TARAFLARI AKLI SELİME DAVET EDİYORUM
Milyonlarca insan açlık tehlikesi ile karşı karşıyayken Filistinlilere yapılan insani yardımların kesilmesi ise yeni bir utanç lekesi olarak bu kararı alanların alnına yapışmıştır.
Tüm tarafları aklı selime davet ederek, kalıcı barışı görüşmeye davet ediyoruz. Gerek şahsım gerek Dışişleri Bakanım ki şu anda Mısır’a yolda gidiyor. Gerekse MİT Başkanım, rehinelerin salıverilmesi başta olmak üzere krize çıkış yolu bulabilmek için temaslarımızı yoğun bir şekilde sürdürüyoruz.
Özellikle bir konuyu ifade etmem lazım Gazze şu an itibarıyla mazlumdur, mağdurdur. Ama İsrail’in böyle bir mazlum durumu söz konusu değil.
ABD DIŞİŞLERİ BAKANI BLINKEN’E TEPKİ
ABD’nin bölgeye uçak gemilerini göndermesi tarafların arasındaki tansiyonu düşürmesine hiçbir katkı sağlamıyor. Dışişleri Bakanı benim Dışişleri Bakanım ile görüşme yapıyor. İsrail’e Dışişleri Bakanı sıfatıyla değil bir Yahudi sıfatıyla yaklaşıyorum diyor. Bu nasıl bir politikacı, bu nasıl bir yaklaşım? Bunu söylediğin zaman sana karşındakiler de şunu söylerse; Ben de bölgeye bir Müslüman sıfatıyla yaklaşıyorum derse ne diyeceksin? Bak biz Yahudi, öbür tarafta Türk, şu bu demiyoruz. Karşındakine insan sıfatıyla yaklaşacaksın. O çocukların halini görmüyor musun, şehit edilen yavruları görmüyor musun? ‘Ben seninle bakan sıfatıyla değil bir Yahudi olarak konuşuyorum diyor.’
ABD İLE ARAMIZDA GÜVENLİK SORUNU VAR
ABD’nin PKK’nın Suriye’deki uzantılarıyla bu ülkede yürüttüğü faaliyetler Türkiye’nin milli güvenliği için olağanüstü bir tehdit mahiyetine sahiptir.

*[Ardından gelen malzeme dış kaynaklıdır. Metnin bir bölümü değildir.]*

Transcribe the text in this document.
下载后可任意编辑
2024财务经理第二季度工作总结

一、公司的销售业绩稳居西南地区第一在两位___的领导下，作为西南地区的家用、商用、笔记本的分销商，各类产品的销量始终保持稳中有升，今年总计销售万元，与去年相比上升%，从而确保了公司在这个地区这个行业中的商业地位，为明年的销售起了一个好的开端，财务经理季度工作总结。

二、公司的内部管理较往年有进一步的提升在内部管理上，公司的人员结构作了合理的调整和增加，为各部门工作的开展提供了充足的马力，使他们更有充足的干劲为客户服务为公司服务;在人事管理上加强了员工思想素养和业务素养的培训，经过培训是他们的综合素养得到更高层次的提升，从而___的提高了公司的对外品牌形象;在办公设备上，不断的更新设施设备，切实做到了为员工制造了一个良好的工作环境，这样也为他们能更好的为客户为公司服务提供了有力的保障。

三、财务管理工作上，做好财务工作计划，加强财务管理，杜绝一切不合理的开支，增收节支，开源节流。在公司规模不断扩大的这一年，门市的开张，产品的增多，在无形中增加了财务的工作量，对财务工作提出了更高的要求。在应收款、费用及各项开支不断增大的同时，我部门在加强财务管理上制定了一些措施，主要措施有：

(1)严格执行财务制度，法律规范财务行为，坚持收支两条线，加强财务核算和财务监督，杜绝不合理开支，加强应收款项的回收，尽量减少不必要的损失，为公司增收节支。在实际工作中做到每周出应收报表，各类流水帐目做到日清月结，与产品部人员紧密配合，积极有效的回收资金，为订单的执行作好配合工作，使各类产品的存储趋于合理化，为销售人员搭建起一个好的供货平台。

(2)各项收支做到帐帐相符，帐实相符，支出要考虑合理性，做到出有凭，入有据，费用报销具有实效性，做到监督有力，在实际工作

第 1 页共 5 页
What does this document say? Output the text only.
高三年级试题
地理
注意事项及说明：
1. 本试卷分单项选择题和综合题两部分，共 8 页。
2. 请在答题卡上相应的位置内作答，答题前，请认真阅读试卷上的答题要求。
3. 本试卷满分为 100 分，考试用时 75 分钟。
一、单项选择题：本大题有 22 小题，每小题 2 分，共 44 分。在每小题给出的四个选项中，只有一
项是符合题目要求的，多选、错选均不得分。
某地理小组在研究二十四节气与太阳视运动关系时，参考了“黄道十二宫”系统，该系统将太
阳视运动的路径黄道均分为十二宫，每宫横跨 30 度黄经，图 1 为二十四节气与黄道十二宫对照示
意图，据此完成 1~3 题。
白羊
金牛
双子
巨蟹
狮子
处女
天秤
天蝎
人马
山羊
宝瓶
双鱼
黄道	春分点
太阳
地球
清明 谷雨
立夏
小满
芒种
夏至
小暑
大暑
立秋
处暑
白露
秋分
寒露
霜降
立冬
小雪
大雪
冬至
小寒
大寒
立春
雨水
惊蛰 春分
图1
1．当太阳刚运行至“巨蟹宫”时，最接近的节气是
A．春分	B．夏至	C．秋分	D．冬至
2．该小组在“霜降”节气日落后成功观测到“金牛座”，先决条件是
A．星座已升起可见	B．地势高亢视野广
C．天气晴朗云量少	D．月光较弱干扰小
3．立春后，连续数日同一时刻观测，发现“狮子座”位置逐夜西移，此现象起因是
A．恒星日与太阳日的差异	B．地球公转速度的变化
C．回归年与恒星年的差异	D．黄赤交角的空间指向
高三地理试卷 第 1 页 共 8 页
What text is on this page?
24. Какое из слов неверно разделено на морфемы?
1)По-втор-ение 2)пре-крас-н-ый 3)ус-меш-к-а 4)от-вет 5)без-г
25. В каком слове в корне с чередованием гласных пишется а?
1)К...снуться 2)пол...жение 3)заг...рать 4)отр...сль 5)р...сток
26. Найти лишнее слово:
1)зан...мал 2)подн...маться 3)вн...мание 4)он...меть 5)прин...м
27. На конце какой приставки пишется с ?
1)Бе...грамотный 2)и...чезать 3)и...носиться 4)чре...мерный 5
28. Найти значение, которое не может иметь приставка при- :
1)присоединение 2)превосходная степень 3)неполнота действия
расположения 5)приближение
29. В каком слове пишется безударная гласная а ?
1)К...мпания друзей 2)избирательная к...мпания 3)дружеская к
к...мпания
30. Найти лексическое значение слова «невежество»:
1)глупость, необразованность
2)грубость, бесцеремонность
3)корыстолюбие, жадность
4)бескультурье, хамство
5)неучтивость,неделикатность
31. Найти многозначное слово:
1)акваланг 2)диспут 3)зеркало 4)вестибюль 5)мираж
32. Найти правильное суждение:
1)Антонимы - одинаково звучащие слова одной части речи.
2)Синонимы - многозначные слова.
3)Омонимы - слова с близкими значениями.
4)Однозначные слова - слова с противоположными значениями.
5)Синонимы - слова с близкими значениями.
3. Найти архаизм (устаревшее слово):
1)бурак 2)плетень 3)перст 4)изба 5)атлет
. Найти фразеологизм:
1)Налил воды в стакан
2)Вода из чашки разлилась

Biz ABD’yle NATO’da beraber değil miyiz? ABD Siha’mızı düşürdü mü? Nasıl böyle bir şey yapabilirsin? ABD ile aramızda güvenlik sorunu var. Terör örgütünün arkasında kim var bakmaksızın kökünü kazımaya kararlıyız.
Son gelişmeler 1967 sınırlarında başkenti doğu Kudüs olan Filistin devleti kurulmadan bölgeye huzur gelmeyeceğini bir kez daha göstermiştir.
Son bir kaç yılda yaşadıklarımız 5 ülkenin insafına bırakmanın yanlışlığını ortaya koydu. Afrika’nın güvenlik konseyinde hak ettiği gibi temsil edilmesi için güç birliği yapmalıyız. Boko Haram, Eş şebap, DEAŞ gibi örgütler hepimizin ortak düşmanıdır. FETÖ’yle mücadelemize destek veren tüm dostlarımıza bir kez daha teşekkür ediyorum.”